TROIS (Robbie)

Les deux derniers jours ont été mouvementés, des deux côtés. Le gaz que nous ont lancé ces satanés Frizt a fait une dizaine de morts. Jonathan est à l’infirmerie, parce qu’il en a inhalé un peu avant de pouvoir mettre son masque. J’ai bien cru que j’allais le perdre, ça m’a refroidi. Je me sens un peu nauséeux d’ailleurs. Je me demande si je n’ai pas attrapé un truc. Ça ne m’étonnerait pas. L’hygiène, c’est inexistant en temps de guerre, je crois même que j’ai encore de la boue de l’autre jour coincée sous le menton. Ils vous disent le contraire, ils vous donnent des tas de savons pour vous nettoyer, mais vous avez beau bien frotter, il n’y a rien qui part vraiment. Les bains, c’est beau, c’est agréable, mais quand tu as le temps. Pas en temps de guerre.

Pas en temps de guerre.

Il n’y a pas de temps, pendant, la guerre. Voilà, t’as le temps de rien faire. A part te faire tuer. Même tuer quelqu’un d’autre, en soit, pas le temps.

J’en voudrais plus.

Depuis l’autre soir, quelque chose me gratte. Je crois que ce sont mes vêtements. J’ai été infesté par ces satanées puces. Mais on n’a pas le temps non plus de faire de lessive.
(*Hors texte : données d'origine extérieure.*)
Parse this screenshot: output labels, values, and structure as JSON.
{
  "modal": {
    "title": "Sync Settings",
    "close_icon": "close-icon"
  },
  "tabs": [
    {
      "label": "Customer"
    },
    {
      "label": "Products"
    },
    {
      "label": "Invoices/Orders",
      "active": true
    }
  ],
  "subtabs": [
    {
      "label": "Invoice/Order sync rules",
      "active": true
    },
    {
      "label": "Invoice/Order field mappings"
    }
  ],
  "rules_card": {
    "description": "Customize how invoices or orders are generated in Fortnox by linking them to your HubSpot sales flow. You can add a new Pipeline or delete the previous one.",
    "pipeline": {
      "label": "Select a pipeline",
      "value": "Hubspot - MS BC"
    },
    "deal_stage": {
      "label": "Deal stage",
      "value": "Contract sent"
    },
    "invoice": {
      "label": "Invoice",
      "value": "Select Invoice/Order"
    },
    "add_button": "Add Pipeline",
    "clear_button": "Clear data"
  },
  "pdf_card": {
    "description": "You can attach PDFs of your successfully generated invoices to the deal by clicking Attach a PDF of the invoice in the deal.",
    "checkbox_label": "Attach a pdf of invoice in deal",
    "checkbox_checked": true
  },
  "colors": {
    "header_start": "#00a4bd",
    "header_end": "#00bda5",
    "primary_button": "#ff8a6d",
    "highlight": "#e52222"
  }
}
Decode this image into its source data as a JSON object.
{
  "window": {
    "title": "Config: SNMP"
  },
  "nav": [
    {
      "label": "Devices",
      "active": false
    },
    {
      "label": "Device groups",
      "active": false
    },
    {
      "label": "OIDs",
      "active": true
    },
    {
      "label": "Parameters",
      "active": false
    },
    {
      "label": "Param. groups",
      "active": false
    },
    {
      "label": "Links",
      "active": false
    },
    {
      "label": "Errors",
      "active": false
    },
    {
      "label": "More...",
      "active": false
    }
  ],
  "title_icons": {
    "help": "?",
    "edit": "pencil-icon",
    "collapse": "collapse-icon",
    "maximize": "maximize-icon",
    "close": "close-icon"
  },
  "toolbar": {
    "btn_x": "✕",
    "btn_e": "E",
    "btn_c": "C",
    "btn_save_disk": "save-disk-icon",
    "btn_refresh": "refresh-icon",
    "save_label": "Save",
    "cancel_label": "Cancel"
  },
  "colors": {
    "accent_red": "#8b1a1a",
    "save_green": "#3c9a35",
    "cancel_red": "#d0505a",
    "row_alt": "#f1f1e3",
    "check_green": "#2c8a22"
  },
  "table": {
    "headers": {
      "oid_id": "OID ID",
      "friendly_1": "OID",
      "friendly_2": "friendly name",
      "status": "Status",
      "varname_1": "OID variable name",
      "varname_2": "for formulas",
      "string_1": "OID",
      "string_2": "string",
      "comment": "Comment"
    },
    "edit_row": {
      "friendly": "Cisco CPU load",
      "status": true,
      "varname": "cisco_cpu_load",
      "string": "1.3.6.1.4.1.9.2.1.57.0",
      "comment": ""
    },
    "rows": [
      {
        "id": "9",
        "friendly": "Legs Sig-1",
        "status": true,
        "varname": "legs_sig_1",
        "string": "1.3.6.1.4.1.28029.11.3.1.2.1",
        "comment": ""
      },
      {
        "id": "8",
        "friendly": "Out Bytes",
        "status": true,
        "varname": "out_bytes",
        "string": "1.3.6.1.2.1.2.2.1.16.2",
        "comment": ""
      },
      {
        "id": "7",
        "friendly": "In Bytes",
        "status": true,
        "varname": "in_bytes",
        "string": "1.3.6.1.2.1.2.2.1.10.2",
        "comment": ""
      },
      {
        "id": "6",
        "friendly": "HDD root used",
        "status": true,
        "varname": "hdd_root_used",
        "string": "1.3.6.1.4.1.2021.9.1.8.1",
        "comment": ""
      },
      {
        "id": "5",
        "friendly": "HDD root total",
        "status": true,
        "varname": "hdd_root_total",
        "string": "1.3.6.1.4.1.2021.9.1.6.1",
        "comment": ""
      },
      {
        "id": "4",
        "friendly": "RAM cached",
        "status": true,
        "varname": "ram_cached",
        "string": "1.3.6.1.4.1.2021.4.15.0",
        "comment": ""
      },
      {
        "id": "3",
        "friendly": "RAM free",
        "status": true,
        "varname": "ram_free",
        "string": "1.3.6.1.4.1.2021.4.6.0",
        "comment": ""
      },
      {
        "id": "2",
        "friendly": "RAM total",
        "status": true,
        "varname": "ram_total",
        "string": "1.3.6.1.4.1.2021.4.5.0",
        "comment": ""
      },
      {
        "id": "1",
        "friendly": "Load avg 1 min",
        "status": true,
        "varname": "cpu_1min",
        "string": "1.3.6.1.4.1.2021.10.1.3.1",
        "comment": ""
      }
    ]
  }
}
Je remonte le col de ma veste en feutre sur mes joues. Il commence à faire nuit, et bien que la fraîcheur évacue un peu l’humidité de l’air, je n’ai pas envie d’attraper une maladie trop grave. L’autre jour, j’ai vu un gamin du régiment cracher du sang. Un virus doit traîner dans la tranchée. J’y ai longtemps réfléchi. Attraper une maladie et rentrer à la maison. Mais étant donné le taux d’hygiène présent, je donnerai ma main à couper qu’il ne vaut mieux pas se laisser contaminer par les microbes qui déambulent par ici.

Je sors mon calepin en cuir, dans lequel je garde mon papier à lettres. Les restes d’un brouillon résident sur la première page.

Je laisse retomber ma tête en arrière, et elle vient rencontrer la barricade en bois sur laquelle je suis accoudé. Il n’y a pas d’étoiles dans le ciel, ce soir non plus. Je les ai toujours vues comme l’espoir, celui qu’un autre monde vive au delà du nôtre. Mon père m’a très vite ramené les pieds sur Terre, mais cette impression d’infinité ne m’a jamais quitté lorsque je les vois briller dans le ciel.

— Vous... vous écrivez à v... votre fiancée, s... sir ?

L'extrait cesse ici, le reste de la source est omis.